How does this relate to DRNs? Recall that a standard unit of the kind $A_i \sigma (B_i x)$ is known to be a universal approximator so any of the $h_i$ in the decomposition of Theorem 2 can be approximated by units of DRNs of the form

$\hat{h}_i(x) = x + A_i \sigma (B_i x),$

with the perturbations “becoming flatter and flatter” with $i$. This means that DRNs allow for compositional representation of functions where terms are increasingly “flat” as one goes deeper. Note however that this is only proved for functions which are invertible and differentiable, with Lipshitz derivative and inverse.

The functions $h_i$ of the theorem can be explicitly constructed via adequate scalings $a_1, \dots, a_m \in \mathbb{R}$ such that:

$h_1 (x) = h (a_1 x) / a_1, h_2 (h_1 (x)) = h (a_2 x) / a_2, \ldots, h_m \circ \cdots \circ h_1 (x) = h (a_m x) / a_m,$

and the $a_i$ small enough that $h_i \approx Id$.

Analogously to the linear case, for the class of functions which may be represented as such nested, near-identity compositions of maps, stationary points of the risk function

$Q (h) = \frac{1}{2} \mathbb{E} | h (X) - Y |_2^2$

are global minima.5 Then

Theorem 3: for any function

$h = h_m \circ h_{m - 1} \circ \ldots \circ h_1,$

where $| h_i - Id |_L \leqslant \varepsilon < 1$, it holds that for all $i$:

$| D_{h_i} Q (h) | \geqslant \frac{(1 - \varepsilon)^{m - 1}}{| h - h^{\ast} |} (Q (h) - Q (h^{\ast})) .$

This means that if we start with any $h$ in this class of functions near the identity which is suboptimal (i.e. $Q (h) - Q (h^{\ast}) > 0$), then the (Fréchet) gradient is bounded below and a gradient descent step can be taken to improve the risk.

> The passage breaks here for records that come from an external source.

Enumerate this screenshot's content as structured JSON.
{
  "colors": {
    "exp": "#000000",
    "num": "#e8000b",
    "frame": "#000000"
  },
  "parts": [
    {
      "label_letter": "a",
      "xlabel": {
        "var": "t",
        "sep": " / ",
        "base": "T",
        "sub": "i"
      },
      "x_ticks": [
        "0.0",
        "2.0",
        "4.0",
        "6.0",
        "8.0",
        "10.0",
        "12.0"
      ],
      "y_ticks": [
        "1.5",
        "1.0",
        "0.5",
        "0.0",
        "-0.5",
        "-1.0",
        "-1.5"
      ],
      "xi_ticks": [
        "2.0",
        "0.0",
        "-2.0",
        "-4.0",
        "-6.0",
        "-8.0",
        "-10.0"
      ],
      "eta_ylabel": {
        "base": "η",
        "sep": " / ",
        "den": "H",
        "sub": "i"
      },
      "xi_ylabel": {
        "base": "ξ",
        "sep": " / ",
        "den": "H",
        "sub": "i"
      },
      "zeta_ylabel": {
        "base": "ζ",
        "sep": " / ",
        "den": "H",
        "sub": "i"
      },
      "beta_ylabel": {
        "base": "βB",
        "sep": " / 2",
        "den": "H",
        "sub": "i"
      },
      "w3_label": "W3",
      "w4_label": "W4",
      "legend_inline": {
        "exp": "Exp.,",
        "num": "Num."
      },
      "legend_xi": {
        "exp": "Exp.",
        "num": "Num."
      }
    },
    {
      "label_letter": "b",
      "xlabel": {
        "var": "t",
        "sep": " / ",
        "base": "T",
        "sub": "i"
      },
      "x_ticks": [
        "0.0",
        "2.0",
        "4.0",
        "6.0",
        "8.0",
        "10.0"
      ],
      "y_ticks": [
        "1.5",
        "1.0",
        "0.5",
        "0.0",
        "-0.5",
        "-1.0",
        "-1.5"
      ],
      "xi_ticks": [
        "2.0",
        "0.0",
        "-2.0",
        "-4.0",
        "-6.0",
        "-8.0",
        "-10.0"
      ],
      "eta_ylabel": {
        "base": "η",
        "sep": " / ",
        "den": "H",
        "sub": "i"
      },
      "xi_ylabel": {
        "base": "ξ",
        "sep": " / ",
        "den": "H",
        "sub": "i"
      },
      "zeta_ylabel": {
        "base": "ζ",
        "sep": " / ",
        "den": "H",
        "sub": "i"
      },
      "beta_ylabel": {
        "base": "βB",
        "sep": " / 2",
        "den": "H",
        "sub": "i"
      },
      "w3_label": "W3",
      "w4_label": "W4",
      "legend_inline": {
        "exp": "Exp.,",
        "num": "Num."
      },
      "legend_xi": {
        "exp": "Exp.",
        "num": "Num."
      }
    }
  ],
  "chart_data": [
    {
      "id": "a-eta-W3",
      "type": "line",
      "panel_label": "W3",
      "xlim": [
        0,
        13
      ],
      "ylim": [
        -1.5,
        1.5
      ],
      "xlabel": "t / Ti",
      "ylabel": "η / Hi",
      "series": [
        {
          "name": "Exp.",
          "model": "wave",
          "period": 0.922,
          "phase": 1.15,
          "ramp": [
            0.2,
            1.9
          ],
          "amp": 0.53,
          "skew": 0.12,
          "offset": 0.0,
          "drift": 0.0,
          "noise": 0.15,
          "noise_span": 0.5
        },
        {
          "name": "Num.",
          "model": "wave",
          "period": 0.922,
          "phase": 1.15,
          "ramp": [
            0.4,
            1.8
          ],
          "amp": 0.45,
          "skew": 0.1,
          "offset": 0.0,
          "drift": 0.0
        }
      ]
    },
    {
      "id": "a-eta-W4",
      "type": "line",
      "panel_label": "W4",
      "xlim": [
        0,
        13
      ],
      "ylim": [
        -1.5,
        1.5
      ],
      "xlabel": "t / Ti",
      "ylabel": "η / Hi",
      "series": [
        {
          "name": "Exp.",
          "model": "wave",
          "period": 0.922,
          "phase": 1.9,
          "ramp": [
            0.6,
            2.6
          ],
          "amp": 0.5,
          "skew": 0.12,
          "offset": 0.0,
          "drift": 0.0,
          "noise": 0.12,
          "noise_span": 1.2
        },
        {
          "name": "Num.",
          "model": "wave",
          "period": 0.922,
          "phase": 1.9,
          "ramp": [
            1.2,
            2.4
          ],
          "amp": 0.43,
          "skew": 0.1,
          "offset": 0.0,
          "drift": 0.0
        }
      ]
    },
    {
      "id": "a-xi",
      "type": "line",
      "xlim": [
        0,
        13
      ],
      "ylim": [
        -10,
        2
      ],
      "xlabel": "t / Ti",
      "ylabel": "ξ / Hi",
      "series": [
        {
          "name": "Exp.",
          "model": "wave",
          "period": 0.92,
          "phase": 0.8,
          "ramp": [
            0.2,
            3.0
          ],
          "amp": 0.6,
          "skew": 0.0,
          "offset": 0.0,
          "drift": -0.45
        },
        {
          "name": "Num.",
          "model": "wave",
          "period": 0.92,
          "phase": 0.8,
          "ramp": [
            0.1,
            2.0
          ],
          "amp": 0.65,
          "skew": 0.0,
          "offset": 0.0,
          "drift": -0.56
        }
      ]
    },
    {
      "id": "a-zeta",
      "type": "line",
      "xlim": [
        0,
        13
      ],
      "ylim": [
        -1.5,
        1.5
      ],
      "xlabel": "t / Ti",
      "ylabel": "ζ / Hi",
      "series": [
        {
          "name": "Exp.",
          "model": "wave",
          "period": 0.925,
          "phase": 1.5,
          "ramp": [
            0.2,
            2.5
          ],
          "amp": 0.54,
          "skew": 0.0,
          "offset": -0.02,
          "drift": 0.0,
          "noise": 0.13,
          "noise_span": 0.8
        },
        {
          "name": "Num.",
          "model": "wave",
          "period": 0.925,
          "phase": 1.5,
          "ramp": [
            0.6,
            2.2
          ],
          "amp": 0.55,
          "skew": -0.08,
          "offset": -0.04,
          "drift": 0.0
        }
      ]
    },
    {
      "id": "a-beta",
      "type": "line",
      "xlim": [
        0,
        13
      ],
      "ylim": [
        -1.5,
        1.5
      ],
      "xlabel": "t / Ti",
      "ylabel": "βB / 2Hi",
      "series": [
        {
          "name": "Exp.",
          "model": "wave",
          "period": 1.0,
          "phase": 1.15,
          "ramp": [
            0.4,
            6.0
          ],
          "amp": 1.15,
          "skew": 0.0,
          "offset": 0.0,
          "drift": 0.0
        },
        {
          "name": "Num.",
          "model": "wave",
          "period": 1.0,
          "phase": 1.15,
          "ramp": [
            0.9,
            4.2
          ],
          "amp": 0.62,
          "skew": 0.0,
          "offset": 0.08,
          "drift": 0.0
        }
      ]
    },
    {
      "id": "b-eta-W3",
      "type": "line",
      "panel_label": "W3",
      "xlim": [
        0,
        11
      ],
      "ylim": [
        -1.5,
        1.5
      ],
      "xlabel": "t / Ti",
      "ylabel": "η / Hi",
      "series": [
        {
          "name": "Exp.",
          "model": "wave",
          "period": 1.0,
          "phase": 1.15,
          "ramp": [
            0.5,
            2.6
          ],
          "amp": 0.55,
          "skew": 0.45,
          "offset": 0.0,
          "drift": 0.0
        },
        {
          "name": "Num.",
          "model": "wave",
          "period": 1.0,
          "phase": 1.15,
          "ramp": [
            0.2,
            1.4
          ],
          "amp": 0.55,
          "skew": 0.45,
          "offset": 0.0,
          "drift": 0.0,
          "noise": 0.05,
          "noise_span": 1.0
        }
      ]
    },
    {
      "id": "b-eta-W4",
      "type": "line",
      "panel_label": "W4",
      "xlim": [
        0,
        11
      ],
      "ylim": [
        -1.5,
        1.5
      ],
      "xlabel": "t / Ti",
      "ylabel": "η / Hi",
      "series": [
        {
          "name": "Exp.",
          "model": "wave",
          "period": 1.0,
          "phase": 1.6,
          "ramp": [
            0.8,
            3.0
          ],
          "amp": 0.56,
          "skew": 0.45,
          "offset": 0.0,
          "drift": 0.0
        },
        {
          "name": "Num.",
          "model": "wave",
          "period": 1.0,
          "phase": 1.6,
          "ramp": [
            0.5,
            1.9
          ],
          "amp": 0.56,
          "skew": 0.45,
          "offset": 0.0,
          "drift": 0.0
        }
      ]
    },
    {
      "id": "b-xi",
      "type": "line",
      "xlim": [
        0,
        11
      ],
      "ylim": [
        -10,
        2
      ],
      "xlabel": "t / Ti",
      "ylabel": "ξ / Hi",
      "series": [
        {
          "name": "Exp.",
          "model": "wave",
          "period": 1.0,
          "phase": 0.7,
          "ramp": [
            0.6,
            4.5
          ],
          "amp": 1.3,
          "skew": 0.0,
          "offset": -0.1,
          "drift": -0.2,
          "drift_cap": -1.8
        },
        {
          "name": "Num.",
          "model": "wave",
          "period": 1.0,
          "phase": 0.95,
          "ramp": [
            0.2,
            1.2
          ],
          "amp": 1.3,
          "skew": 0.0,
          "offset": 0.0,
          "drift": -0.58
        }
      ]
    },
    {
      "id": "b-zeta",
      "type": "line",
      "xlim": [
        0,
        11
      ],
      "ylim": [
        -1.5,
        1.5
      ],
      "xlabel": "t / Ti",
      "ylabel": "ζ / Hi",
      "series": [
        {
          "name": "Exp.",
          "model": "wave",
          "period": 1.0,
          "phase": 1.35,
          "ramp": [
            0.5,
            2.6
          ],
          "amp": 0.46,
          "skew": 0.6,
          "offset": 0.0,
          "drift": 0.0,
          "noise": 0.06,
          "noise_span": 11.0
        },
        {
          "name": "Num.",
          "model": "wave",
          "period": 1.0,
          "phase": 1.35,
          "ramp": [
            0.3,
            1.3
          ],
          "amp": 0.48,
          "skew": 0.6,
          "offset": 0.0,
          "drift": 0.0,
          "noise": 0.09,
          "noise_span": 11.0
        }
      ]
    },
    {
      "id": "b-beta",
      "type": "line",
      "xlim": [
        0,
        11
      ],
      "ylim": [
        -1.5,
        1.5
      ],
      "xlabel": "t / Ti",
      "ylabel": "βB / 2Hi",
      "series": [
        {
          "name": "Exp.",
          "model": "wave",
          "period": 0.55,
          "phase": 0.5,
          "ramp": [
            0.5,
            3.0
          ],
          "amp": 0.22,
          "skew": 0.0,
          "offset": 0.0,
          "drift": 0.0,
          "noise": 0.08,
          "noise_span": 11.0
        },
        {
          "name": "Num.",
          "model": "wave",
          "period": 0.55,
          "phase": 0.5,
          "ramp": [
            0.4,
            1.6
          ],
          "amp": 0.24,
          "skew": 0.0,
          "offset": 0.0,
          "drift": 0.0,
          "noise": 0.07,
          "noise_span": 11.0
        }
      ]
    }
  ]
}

Note that this is in the whole space of such nested functions, not in the particular parameter space of some instance $\hat{h}$: it can happen that the optimal direction in the whole space is “orthogonal” to the whole subspace allowed by changing weights in the layers of $\hat{h}$. Or it can (and will!) happen that there are local minima among all possible parametrizations of any layer $\hat{h}$. The following statement remains a bit unclear to me:

We should expect suboptimal stationary points in the ReLU or sigmoid parameter space, but these cannot arise because of interactions between parameters in different layers; they arise only within a layer.

Basically: if we are able to optimize in the space of architectures, we should always be able to improve performance (assuming invertible $h$ with Lipschitz derivative and so on).

1. See e.g. .
2. .
3. .
4. .
5. Recall that the minimizer of the risk with quadratic loss is the $L^2$ projection, i.e. the conditional expectation $h^{\ast} (x) = \mathbb{E} [Y|X = x]$.